Una teoria di notevole credito fu quella dell’analisi delle caratteristiche, per cui neuroni diversi sono
specializzata in operazioni diverse, in accordo con le scoperte di Hubel e Wiesel, e lo stimolo viene definito
in base alle sue caratteristiche peculiari, teoria che mutua da quella delle assemblee cellulari di Hebb.

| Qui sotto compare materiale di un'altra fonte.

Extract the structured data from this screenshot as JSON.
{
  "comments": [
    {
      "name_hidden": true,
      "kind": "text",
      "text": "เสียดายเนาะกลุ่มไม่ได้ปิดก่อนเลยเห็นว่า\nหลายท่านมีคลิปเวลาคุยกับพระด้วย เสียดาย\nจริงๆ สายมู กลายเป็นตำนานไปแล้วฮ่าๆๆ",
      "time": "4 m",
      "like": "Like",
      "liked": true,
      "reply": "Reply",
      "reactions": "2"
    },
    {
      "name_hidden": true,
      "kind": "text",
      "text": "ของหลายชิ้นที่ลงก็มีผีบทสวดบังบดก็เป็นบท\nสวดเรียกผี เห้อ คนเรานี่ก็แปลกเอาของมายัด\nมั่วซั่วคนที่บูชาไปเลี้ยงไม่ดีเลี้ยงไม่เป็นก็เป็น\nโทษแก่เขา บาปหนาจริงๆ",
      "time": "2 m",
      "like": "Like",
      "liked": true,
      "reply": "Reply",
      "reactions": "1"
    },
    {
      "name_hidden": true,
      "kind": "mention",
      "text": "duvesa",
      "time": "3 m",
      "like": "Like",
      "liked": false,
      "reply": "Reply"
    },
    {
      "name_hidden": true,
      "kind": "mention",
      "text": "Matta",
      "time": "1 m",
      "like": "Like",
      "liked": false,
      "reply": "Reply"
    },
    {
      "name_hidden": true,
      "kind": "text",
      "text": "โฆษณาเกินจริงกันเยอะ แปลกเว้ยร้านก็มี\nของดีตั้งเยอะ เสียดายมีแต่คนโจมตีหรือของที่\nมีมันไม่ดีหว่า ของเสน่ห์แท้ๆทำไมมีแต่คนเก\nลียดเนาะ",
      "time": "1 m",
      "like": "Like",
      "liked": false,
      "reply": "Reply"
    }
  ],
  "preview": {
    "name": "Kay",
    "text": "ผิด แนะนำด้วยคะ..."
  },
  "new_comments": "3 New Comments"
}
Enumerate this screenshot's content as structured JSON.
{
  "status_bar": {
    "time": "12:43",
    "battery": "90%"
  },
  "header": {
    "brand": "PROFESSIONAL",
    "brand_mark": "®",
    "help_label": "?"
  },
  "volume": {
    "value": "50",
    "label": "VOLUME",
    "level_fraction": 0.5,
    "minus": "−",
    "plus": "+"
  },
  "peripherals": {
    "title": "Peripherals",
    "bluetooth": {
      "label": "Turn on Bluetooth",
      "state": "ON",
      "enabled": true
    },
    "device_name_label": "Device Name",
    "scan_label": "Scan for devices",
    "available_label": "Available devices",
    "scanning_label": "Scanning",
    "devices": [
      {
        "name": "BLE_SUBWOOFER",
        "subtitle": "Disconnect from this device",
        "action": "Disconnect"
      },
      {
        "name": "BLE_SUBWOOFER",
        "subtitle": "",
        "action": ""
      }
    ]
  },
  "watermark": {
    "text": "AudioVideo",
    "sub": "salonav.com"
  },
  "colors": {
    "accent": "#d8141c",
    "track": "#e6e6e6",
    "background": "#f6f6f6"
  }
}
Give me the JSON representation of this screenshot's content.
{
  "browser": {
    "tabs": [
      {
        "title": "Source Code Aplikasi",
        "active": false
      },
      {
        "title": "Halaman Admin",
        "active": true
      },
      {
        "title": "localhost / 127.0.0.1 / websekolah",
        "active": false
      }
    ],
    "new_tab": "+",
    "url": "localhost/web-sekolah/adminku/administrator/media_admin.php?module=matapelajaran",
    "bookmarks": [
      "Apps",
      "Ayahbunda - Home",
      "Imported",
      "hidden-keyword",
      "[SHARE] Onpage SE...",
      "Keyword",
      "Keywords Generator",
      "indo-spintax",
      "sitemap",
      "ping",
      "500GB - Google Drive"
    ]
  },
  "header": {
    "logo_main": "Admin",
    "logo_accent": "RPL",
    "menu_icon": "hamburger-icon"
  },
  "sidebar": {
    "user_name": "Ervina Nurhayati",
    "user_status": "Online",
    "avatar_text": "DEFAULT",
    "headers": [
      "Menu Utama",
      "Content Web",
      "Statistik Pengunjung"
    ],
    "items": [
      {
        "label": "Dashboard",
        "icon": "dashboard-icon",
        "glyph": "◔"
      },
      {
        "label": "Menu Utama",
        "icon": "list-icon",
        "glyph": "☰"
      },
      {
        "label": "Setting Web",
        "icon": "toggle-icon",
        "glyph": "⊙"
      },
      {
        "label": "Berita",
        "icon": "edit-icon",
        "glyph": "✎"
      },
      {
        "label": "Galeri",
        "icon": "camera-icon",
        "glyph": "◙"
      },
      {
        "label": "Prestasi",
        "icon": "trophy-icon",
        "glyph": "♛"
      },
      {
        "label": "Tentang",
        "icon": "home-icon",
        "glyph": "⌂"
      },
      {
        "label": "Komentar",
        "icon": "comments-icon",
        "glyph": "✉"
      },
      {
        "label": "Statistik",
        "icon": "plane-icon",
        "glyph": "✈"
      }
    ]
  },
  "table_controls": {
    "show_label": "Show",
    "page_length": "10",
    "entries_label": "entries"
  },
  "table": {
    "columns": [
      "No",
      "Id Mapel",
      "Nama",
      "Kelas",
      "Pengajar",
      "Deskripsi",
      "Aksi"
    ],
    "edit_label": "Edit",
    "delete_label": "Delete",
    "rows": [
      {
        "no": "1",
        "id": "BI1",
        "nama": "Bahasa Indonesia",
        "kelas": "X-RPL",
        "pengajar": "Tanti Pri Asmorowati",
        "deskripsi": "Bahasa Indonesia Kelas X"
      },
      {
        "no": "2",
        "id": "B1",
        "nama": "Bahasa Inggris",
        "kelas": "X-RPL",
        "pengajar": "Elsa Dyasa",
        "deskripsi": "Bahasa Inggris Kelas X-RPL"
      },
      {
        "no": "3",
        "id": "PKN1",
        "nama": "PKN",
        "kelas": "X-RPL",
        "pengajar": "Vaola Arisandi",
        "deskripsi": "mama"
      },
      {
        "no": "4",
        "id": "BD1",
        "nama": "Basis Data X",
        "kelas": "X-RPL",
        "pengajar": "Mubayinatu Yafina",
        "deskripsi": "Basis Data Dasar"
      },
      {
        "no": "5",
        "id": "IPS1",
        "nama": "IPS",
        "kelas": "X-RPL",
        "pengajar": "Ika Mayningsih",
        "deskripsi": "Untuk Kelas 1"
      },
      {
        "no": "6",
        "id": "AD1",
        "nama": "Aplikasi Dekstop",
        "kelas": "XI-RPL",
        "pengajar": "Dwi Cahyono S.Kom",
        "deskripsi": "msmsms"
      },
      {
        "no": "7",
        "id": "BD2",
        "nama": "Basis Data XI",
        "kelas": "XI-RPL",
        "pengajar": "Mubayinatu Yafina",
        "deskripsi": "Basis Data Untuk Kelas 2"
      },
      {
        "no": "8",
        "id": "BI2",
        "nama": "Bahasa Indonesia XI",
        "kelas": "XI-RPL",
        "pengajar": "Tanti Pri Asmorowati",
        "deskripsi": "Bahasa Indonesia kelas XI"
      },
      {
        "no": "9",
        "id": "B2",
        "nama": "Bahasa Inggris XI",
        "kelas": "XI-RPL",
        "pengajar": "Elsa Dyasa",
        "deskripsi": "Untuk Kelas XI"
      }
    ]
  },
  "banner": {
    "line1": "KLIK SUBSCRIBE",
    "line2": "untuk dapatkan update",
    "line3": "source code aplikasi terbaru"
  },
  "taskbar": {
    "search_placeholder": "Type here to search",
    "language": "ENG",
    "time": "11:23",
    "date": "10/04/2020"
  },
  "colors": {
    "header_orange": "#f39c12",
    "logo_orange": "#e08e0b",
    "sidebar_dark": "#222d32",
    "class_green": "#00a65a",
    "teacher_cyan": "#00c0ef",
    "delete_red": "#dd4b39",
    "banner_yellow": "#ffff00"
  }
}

Lo studio della percezione dello stadio primario, quello dell’analisi della forma e descrizione strutturale, fu
rivoluzionato da Wertheimer (uno dei maggiori esponenti della Gestalt con Kofka e Kolher), il quale
dimostrò che la percezione non è la somma dei singoli elementi ma la strutturazione di quelli elementi in
un insieme organizzato, una forma (Gestalt), appunto. Con l’esperimento del movimento apparente, lo
studioso dimostrò che l’organizzazione prevale sugli elementi e li struttura in una forma che si stac ca dallo
sfondo, cioè dal campo di stimolazione. Wertheimer descrisse varie leggi dell’organizzazione percettiva, fra
cui quella della vicinanza (elementi vicini sono percepiti come un insieme) e quella della chiusura (di
fronte a dei frammenti di figura si tende a chiudere e a percepire la figura intera).
I metodi d’indagine sono, principalmente, quelli degli ERP, i potenziali evocati nelle aree corticali
specializzate in presenza di uno stimolo, per cui si ha P100 quando lo stimolo raggiunge le strutture
sensoriali, P300 quando si ha l’elaborazione cognitiva dello stimolo, P400 risposta molto più complessa dal
punto di vista cognitivo. La grande utilità del metodo di indagine con gli ERP si ha nel campo della
patologia. Ma anche da un punto di vista fisiologico si sono fatte scoperte interessanti. In un esperimento
descritto nel manuale di psicologia generale di Mecacci, emergeva che nel compito di riconoscimento dello
stimolo si ha una sorta di riconoscimento “inconscio”. Ai soggetti era chiesto di ricono scere delle figure
frammentate e per le figure già viste, vecchie, l’onda di riconoscimento appariva già quando i soggetti
rispondevano che non avevano ancora riconosciuto la figura.